I have a 36 x 60 Dynabrade widebelt sander and a 3 HP PSI Tempest cyclone, with a two-cartridge filter stack on the output side. The rest of the shop is connected to the cyclone, too- 18" planer, 12" jointer, RAS, 2 table saws, etc. When the filters are clean everything works fine, but after an extended sanding session, the filters get plugged up with wood flour that gets past the cyclone, and I have to spend 15 or 20 minutes blowing the filters off from the outside with an air gun, and vacuuming the debris out the bottom. After that the D/C usually sucks pretty well again. I just finished a run of 18 alder 3/0 doors, and it got to the point where i had to blow the filters off after every door for the system to work well.

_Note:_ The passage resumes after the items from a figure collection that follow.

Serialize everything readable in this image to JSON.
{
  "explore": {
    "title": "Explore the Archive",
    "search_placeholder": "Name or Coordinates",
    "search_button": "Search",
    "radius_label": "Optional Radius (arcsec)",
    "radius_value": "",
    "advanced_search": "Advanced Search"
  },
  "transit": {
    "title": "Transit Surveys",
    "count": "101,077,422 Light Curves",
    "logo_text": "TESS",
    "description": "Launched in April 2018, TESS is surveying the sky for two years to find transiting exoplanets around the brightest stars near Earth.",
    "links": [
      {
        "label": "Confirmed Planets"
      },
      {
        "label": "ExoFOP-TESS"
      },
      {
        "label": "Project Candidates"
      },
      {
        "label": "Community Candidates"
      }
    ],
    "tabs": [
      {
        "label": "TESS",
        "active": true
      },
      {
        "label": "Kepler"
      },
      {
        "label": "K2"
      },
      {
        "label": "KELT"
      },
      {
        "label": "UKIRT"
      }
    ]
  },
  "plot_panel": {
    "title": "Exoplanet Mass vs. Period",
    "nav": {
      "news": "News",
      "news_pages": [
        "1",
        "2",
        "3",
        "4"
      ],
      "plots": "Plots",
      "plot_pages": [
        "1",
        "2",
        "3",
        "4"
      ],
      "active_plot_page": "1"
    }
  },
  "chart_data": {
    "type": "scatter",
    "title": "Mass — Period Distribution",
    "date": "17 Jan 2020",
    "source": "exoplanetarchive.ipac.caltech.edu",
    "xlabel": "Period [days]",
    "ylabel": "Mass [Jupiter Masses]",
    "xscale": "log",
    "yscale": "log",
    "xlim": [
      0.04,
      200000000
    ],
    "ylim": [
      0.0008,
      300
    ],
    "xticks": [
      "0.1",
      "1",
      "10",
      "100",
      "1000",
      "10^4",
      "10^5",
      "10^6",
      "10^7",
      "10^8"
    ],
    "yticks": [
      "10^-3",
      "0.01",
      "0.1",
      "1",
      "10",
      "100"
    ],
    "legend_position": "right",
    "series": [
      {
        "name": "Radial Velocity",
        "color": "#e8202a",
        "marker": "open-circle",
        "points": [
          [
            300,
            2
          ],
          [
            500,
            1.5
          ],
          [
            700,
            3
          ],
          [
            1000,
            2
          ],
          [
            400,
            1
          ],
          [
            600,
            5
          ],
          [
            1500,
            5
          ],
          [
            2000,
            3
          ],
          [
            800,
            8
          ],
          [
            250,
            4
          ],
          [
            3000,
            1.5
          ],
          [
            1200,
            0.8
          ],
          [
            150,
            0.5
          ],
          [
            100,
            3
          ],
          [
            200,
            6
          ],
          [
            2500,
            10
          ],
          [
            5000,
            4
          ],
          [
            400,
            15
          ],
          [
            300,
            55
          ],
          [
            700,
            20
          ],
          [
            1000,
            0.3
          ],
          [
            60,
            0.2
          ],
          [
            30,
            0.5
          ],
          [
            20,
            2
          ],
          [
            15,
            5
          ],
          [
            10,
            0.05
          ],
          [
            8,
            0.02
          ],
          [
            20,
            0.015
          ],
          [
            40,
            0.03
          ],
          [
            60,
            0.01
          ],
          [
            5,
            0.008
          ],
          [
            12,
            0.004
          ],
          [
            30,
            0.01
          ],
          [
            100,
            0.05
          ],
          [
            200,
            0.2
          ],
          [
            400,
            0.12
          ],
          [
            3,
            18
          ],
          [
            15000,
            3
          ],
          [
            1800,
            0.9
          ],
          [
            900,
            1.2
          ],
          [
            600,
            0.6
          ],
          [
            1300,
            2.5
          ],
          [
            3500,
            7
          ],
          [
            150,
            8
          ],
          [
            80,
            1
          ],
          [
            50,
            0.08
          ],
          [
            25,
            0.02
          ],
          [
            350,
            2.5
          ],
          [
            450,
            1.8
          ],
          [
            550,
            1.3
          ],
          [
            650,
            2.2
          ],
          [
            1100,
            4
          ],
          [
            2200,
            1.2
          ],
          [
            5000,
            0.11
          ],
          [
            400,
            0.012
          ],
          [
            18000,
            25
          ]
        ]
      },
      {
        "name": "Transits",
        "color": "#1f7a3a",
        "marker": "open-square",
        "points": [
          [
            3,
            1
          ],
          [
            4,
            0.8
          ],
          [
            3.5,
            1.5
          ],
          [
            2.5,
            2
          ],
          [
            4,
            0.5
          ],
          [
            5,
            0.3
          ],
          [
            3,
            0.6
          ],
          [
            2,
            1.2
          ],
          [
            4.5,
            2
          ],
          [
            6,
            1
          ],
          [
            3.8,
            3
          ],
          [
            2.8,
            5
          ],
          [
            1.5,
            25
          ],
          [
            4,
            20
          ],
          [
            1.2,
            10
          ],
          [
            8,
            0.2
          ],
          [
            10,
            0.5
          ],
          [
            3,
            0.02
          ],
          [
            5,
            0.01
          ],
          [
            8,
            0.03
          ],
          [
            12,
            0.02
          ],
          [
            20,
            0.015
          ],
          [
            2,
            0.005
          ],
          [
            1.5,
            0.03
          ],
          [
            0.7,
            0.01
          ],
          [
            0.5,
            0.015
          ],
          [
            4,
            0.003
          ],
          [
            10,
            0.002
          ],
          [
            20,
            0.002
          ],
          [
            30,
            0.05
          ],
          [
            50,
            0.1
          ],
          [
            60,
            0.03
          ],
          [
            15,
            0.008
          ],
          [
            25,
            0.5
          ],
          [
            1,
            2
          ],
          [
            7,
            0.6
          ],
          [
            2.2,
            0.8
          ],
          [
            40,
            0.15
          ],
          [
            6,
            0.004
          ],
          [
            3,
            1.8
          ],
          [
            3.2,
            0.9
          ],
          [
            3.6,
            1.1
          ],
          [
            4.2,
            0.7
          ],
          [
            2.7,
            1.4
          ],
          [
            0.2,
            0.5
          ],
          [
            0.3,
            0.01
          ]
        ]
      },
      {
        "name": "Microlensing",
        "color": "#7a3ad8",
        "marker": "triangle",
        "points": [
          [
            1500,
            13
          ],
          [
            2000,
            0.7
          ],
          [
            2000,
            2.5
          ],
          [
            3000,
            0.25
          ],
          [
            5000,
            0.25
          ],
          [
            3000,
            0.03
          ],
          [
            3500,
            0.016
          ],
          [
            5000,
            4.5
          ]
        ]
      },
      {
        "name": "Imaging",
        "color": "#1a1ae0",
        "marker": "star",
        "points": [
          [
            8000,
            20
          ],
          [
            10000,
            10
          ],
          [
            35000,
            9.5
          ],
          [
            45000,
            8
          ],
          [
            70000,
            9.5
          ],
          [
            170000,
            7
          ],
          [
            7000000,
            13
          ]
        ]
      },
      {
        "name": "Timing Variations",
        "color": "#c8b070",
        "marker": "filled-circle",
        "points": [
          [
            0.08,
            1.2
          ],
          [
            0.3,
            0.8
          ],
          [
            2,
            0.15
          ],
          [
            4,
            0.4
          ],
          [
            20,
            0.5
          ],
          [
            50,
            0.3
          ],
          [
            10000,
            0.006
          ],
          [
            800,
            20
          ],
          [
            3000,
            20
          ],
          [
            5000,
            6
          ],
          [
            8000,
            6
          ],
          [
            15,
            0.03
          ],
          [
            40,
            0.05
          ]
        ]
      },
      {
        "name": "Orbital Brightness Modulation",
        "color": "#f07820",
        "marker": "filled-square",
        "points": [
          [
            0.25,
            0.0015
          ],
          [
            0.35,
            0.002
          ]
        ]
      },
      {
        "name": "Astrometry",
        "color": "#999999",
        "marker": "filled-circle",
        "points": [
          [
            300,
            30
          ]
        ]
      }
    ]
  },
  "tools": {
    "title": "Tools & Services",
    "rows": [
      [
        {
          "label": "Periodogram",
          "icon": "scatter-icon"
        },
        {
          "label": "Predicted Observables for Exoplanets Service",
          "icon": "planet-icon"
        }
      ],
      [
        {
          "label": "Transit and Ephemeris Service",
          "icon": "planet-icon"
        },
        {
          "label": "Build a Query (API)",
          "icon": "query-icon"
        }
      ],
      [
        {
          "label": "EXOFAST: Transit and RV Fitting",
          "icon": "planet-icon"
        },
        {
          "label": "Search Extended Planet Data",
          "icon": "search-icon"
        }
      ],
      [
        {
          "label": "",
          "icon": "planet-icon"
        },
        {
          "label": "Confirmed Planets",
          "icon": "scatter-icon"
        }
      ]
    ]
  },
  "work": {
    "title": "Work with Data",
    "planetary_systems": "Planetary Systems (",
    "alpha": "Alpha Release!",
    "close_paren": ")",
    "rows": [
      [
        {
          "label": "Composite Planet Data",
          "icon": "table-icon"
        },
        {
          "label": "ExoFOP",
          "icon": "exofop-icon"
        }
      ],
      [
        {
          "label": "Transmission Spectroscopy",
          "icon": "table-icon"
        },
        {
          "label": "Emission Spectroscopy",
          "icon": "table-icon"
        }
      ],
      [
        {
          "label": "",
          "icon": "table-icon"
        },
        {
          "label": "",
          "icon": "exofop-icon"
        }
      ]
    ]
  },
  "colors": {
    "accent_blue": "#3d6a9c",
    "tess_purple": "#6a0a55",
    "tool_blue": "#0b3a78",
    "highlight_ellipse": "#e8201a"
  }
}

Yesterday I was planing down about 250 L/F of poplar down from 1" to 1/2", prepping it for a run of base molding. I was emptying the chip barrel about every 15 minutes, and during one run I tried to run "just a few more boards", and plugged up the cyclone and the filters. It was a huge mess. After getting the filters down we rolled them out into the driveway and blew them out with a leaf blower and then blew them from the outside inward with the air gun. I got another 2 or 3 gallons of alder wood flour out of the pleats. We put everything back together, finished the planing run, ran the back-out cuts on the stock with the molder and called it an afternoon (my neighbor was helping, having come over at just the right time...). I just finished sweeping the shop out.
I was at the AWFS woodworking show last summer and talked to the American Fabric Filter guy for a while. He said that widebelt sanders and cartridge filters were a bad combination, and a fabric baghouse would be a lot better, easier to clean, and so on.
So, if you're still reading along, my question is do any of you run a fabric filter baghouse with your widebelt/drum sander? Did you convert from a cartridge setup? Can you provide pictures and details?